Merge thousand of IMERG 30-min rainfall netcdf files into single netcdf

704 views Asked by At

I have 8736 nc4 files (30-minute rainfall from 1 Jun - 31 Dec 2000) downloaded from https://disc.gsfc.nasa.gov/datasets/GPM_3IMERGHH_06/summary?keywords=IMERG with naming convention

3B-HHR.MS.MRG.3IMERG.20000601-S000000-E002959.0000.V06B.HDF5.nc4

3B-HHR.MS.MRG.3IMERG.20000601-S003000-E005959.0030.V06B.HDF5.nc4

Start Date/Time: All files in GPM will be named using the start date/time of the temporal period of the data contained in the product. The field has two subfields separated by a hyphen.

Start Date: YYYYMMDD Start Time: Begin with Capital S and follow with HHMMSS End Time: Begin with Capital E and follow with HHMMSS Hours are presented in a 24-hour time format, with ‘00’ indicating midnight. All times in GPM will be in Coordinated Universal Time (UTC).

The half-hour sequence starts at 0000, and increments by 30 for each half hour of the day.

I would like to merge all the files into single nc4. The reason is, I would like to do further processing ie. calculate rolling sum to get 6 or 12hour rainfall accumulation, and other analysis.

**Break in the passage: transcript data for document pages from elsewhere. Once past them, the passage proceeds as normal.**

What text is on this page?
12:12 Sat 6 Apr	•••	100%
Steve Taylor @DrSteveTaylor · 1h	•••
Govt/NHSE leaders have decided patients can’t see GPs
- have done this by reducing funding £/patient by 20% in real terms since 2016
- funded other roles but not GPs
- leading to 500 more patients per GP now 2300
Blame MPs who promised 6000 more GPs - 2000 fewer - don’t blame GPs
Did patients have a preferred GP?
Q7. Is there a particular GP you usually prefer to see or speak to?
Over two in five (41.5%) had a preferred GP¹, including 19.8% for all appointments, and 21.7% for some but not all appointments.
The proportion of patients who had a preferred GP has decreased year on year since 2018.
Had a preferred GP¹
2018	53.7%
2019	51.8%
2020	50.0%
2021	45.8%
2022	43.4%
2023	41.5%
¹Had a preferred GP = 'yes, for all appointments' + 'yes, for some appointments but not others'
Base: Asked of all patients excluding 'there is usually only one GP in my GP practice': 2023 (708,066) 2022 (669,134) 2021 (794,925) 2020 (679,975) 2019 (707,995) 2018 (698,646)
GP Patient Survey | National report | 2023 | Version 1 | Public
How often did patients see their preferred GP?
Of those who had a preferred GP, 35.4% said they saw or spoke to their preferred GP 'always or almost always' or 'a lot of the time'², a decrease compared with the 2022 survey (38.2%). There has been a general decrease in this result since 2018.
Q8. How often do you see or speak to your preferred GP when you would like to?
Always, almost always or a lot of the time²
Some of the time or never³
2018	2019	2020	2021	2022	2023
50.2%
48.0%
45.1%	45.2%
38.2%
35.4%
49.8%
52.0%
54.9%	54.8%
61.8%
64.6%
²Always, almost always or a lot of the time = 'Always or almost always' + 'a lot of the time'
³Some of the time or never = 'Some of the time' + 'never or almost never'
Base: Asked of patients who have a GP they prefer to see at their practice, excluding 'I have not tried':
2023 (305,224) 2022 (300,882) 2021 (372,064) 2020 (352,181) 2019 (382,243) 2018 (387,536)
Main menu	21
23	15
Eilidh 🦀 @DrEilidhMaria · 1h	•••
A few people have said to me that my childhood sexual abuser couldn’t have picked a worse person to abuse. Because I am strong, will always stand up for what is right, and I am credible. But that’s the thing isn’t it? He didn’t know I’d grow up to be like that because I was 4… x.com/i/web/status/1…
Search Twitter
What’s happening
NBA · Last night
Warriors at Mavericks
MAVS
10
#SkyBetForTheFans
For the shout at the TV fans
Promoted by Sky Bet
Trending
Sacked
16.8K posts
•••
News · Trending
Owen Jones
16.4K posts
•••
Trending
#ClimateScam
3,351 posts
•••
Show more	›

I followed suggestion from other similar topic by using: cdo mergetime file*.nc4 output.nc4 and ncecat file*.nc4 output.nc4 But both are failed with error argument list too long

As suggested from below answer to split the files into separate lists (by months), I did using following script: for i in $(seq -f "%02g" 1 12); do mkdir -p "Month$i"; mv 3B-HHR.MS.MRG.3IMERG.????$i*.nc4 "Month$i"; done

And increase the limit, now ulimit -s on my mac give answer 65536

Then I tried again using ncecat file*.nc4 output.nc4 in a folder with 1440 files and its worked.

But I just realized that the result has record dimension UNLIMITED and time = 1.

ncdump

When I open the output.nc4 using Panoply, Record = 1440 and Time only have 1 information: Date 1 Jun 2000

Panoply

This is something new for me as new user, I am expecting I will have similar output like I did when using Daily or Monthly data, the time dimension will have UNLIMITED value.

Any suggestion how to solve above problem? Is there any step that I should do?

3

There are 3 answers

2
Charlie Zender On

Sounds like a shell limitation (possibly Windows?) to me. ncecat keeps at most 3 files open at one time. The NCO Users Guide describes multiple workarounds for handling arbitrarily long lists of input files. At least one of these methods will work for you. HINT: Try the -n option combined with symbolic links as shown in the manual.

Edit in response to comment, 2020-10-22: Here is how the manual demonstrates creating nicely named symbolic links to a million files:

# Create enumerated symbolic links
/bin/ls | grep \.nc | perl -e \
'$idx=1;while(<STDIN>){chop;symlink $_,sprintf("%06d.nc",$idx++);}'
ncecat -n 999999,6,1 000001.nc foo.nc
# Remove symbolic links when finished
/bin/rm ??????.nc

You can shorten the number of arguments piped to /bin/ls by constraining the list with a pattern, so the shell stops complaining, then repeat until all your files have a link. Then you execute the single ncecat command shown in the example, with one filename, and you are done.

Edit in response to newest question, 20201101:

It seems like you used ncecat when what you really need is ncrcat. Their difference is a bit subtle. Now that you solved the shell limit, the easiest way to solve the issue is just to re-do the command with ncrcat instead of ncecat:

ncrcat file*.nc4 output.nc4
2
Robert Wilson On

This is almost certainly an OS specific problem. If you are on Linux, you can only have 1024 files open at once, by default. I do not know about macOS.

You could change the limit (e.g. see here), but that is probably not a good idea.

So the best thing would be to split the files into 9 separate lists, create 9 files with those merged, and then merge those files.

1
ClimateUnboxed On

I think it is a stack limit on the argument size passed to the command, you can see this by typing

ulimit -s 

and you will probably get an answer of 8192.

You can try increasing this, e.g.

ulimit -s 32768

and see if that resolves the problem. On my MAC I could not go above this new value; attempting to set this soft limit to 65536, gave me a "ulimit: value exceeds hard limit" error.